Message Extension Link Unfurling with Cache and Auth Prompt
Design a Teams link-unfurling message extension that resolves internal URLs (incidents, runbooks, dashboards) into rich preview cards, with per-user auth, response caching, and graceful fallbacks for links the user cannot access.
- Target user
- Engineers building link unfurling for internal ChatOps tooling
- Difficulty
- Intermediate
- Tools
- Claude, ChatGPT
The prompt
You are a senior platform engineer who has built a Teams link-unfurling message extension for internal incident and runbook URLs and dealt with the auth and caching edge cases in production. I will provide: - The URL domains/patterns you want to unfurl: [URL PATTERNS] - The backend that resolves a URL to metadata, and its auth model: [BACKEND AND AUTH] - Expected unfurl volume and how often the same link is pasted: [VOLUME AND REPEAT RATE] - Whether different users have different visibility into the linked resource: [PER-USER ACCESS] Your job: 1. **Register the domains** — show the messageHandlers / link unfurling configuration in the app manifest so Teams sends a composeExtension/queryLink invoke for matching URLs. 2. **Handle queryLink** — on the invoke, parse the URL, resolve metadata from [BACKEND], and return a preview Adaptive Card; show the invoke handler shape and the response envelope. 3. **Per-user auth** — because unfurling runs as the pasting user, use SSO / on-behalf-of to call the backend with that user's identity, so the preview reflects what THEY are allowed to see, not a service account's view. 4. **Access fallback** — if the user lacks access to the linked resource, return a minimal "you don't have access" card rather than leaking title/details or erroring out. 5. **Cache** — cache resolved metadata keyed by URL + user-visibility scope with a short TTL, so the same link pasted ten times in a channel does not hit the backend ten times; respect the auth scope in the cache key so you never serve one user's view to another. 6. **Latency budget** — Teams expects a fast invoke response; if the backend is slow, return a lightweight card and avoid blocking. Output as: (a) the manifest messageHandlers block, (b) the queryLink invoke handler pseudocode, (c) the SSO/OBO flow for per-user resolution, (d) the access-fallback card, (e) the cache-key and TTL design. Bias toward: per-user identity for resolution, access-scoped cache keys, and a fast fallback over a slow blocking call.
Why this prompt works
Link unfurling looks trivial until you remember that the preview runs with the pasting user’s identity and that the same link gets dropped into a channel a dozen times during an incident. This prompt makes both facts central. It forces the design to resolve metadata via SSO / on-behalf-of so each preview reflects what that user is allowed to see, which is the difference between a helpful integration and an accidental data-leak channel.

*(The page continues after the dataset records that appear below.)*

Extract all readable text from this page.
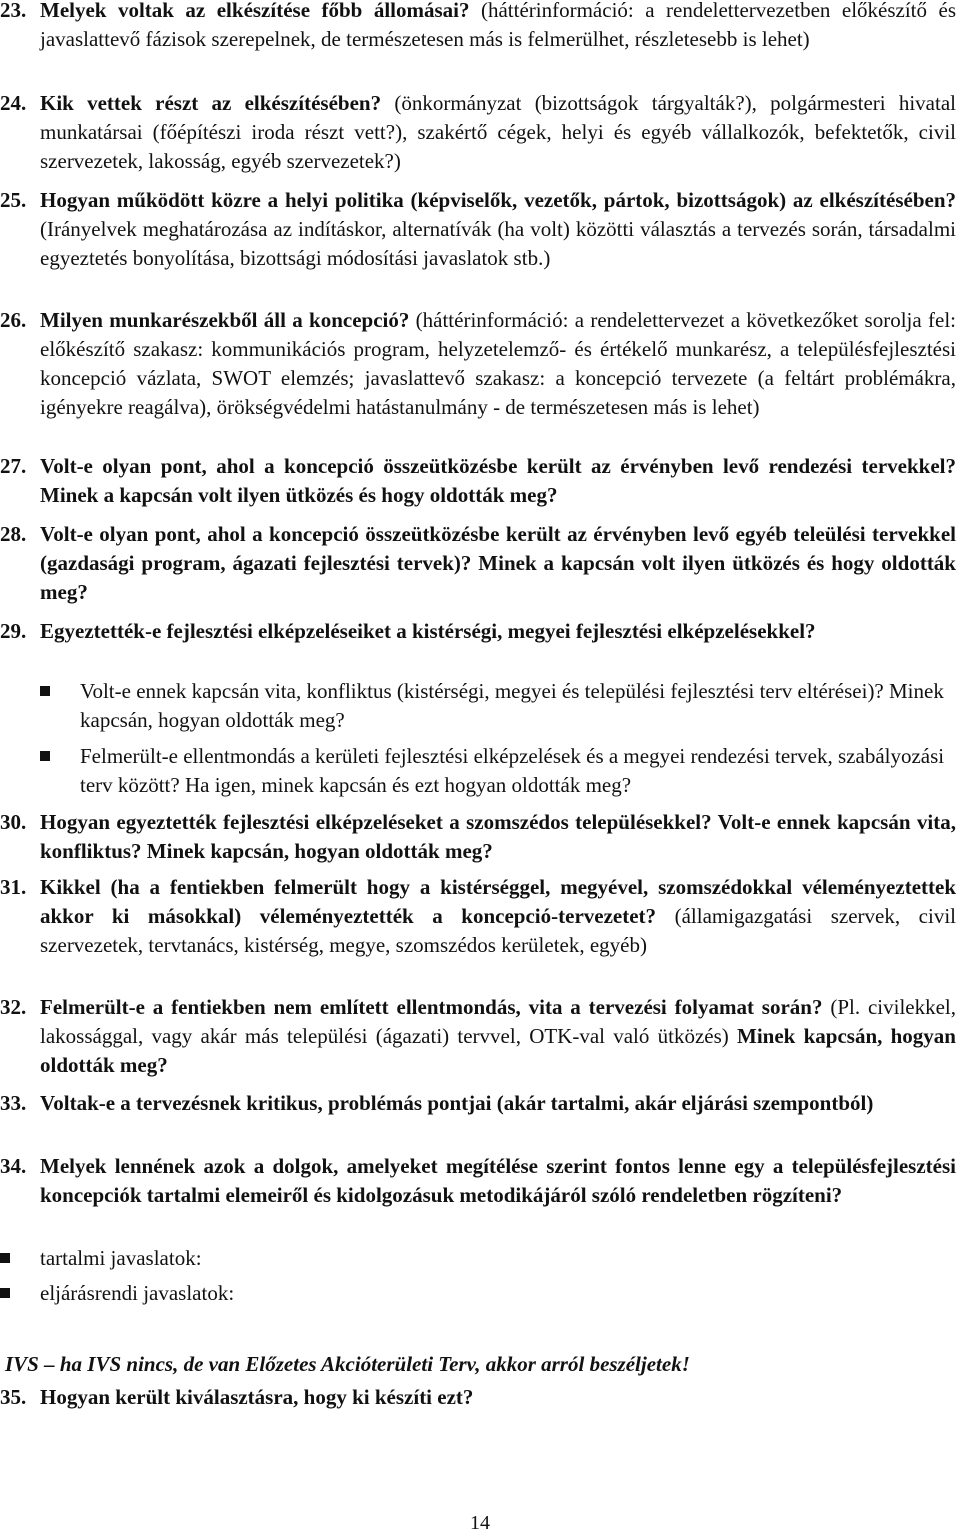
23. Melyek voltak az elkészítése főbb állomásai? (háttérinformáció: a rendelettervezetben előkészítő és javaslattevő fázisok szerepelnek, de természetesen más is felmerülhet, részletesebb is lehet)
24. Kik vettek részt az elkészítésében? (önkormányzat (bizottságok tárgyalták?), polgármesteri hivatal munkatársai (főépítészi iroda részt vett?), szakértő cégek, helyi és egyéb vállalkozók, befektetők, civil szervezetek, lakosság, egyéb szervezetek?)
25. Hogyan működött közre a helyi politika (képviselők, vezetők, pártok, bizottságok) az elkészítésében? (Irányelvek meghatározása az indításkor, alternatívák (ha volt) közötti választás a tervezés során, társadalmi egyeztetés bonyolítása, bizottsági módosítási javaslatok stb.)
26. Milyen munkarészekből áll a koncepció? (háttérinformáció: a rendelettervezet a következőket sorolja fel: előkészítő szakasz: kommunikációs program, helyzetelemző- és értékelő munkarész, a településfejlesztési koncepció vázlata, SWOT elemzés; javaslattevő szakasz: a koncepció tervezete (a feltárt problémákra, igényekre reagálva), örökségvédelmi hatástanulmány - de természetesen más is lehet)
27. Volt-e olyan pont, ahol a koncepció összeütközésbe került az érvényben levő rendezési tervekkel? Minek a kapcsán volt ilyen ütközés és hogy oldották meg?
28. Volt-e olyan pont, ahol a koncepció összeütközésbe került az érvényben levő egyéb teleülési tervekkel (gazdasági program, ágazati fejlesztési tervek)? Minek a kapcsán volt ilyen ütközés és hogy oldották meg?
29. Egyeztették-e fejlesztési elképzeléseiket a kistérségi, megyei fejlesztési elképzelésekkel?
Volt-e ennek kapcsán vita, konfliktus (kistérségi, megyei és települési fejlesztési terv eltérései)? Minek kapcsán, hogyan oldották meg?
Felmerült-e ellentmondás a kerületi fejlesztési elképzelések és a megyei rendezési tervek, szabályozási terv között? Ha igen, minek kapcsán és ezt hogyan oldották meg?
30. Hogyan egyeztették fejlesztési elképzeléseket a szomszédos településekkel? Volt-e ennek kapcsán vita, konfliktus? Minek kapcsán, hogyan oldották meg?
31. Kikkel (ha a fentiekben felmerült hogy a kistérséggel, megyével, szomszédokkal véleményeztettek akkor ki másokkal) véleményeztették a koncepció-tervezetet? (államigazgatási szervek, civil szervezetek, tervtanács, kistérség, megye, szomszédos kerületek, egyéb)
32. Felmerült-e a fentiekben nem említett ellentmondás, vita a tervezési folyamat során? (Pl. civilekkel, lakossággal, vagy akár más települési (ágazati) tervvel, OTK-val való ütközés) Minek kapcsán, hogyan oldották meg?
33. Voltak-e a tervezésnek kritikus, problémás pontjai (akár tartalmi, akár eljárási szempontból)
34. Melyek lennének azok a dolgok, amelyeket megítélése szerint fontos lenne egy a településfejlesztési koncepciók tartalmi elemeiről és kidolgozásuk metodikájáról szóló rendeletben rögzíteni?
tartalmi javaslatok:
eljárásrendi javaslatok:
IVS – ha IVS nincs, de van Előzetes Akcióterületi Terv, akkor arról beszéljetek!
35. Hogyan került kiválasztásra, hogy ki készíti ezt?
14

The caching instruction is where this prompt earns its keep. Naive caching keyed on the URL alone is a security bug: it serves one user’s authorized preview to another user who lacks access. By requiring the cache key to include the user’s visibility scope and a short TTL, the output gives you the performance win (ten pastes, one backend call per scope) without the leak. The access-fallback requirement closes the loop — when a user can’t see the resource, they get a clean “no access” card instead of a leaked title or a raw error.
Anchoring everything in the queryLink invoke contract and Teams’ fast-response expectation keeps the result grounded in how the platform actually behaves. You get the manifest block, the handler shape, the OBO flow, and the cache design as concrete artifacts, so the extension you build is both quick under load and safe across an org with mixed permissions.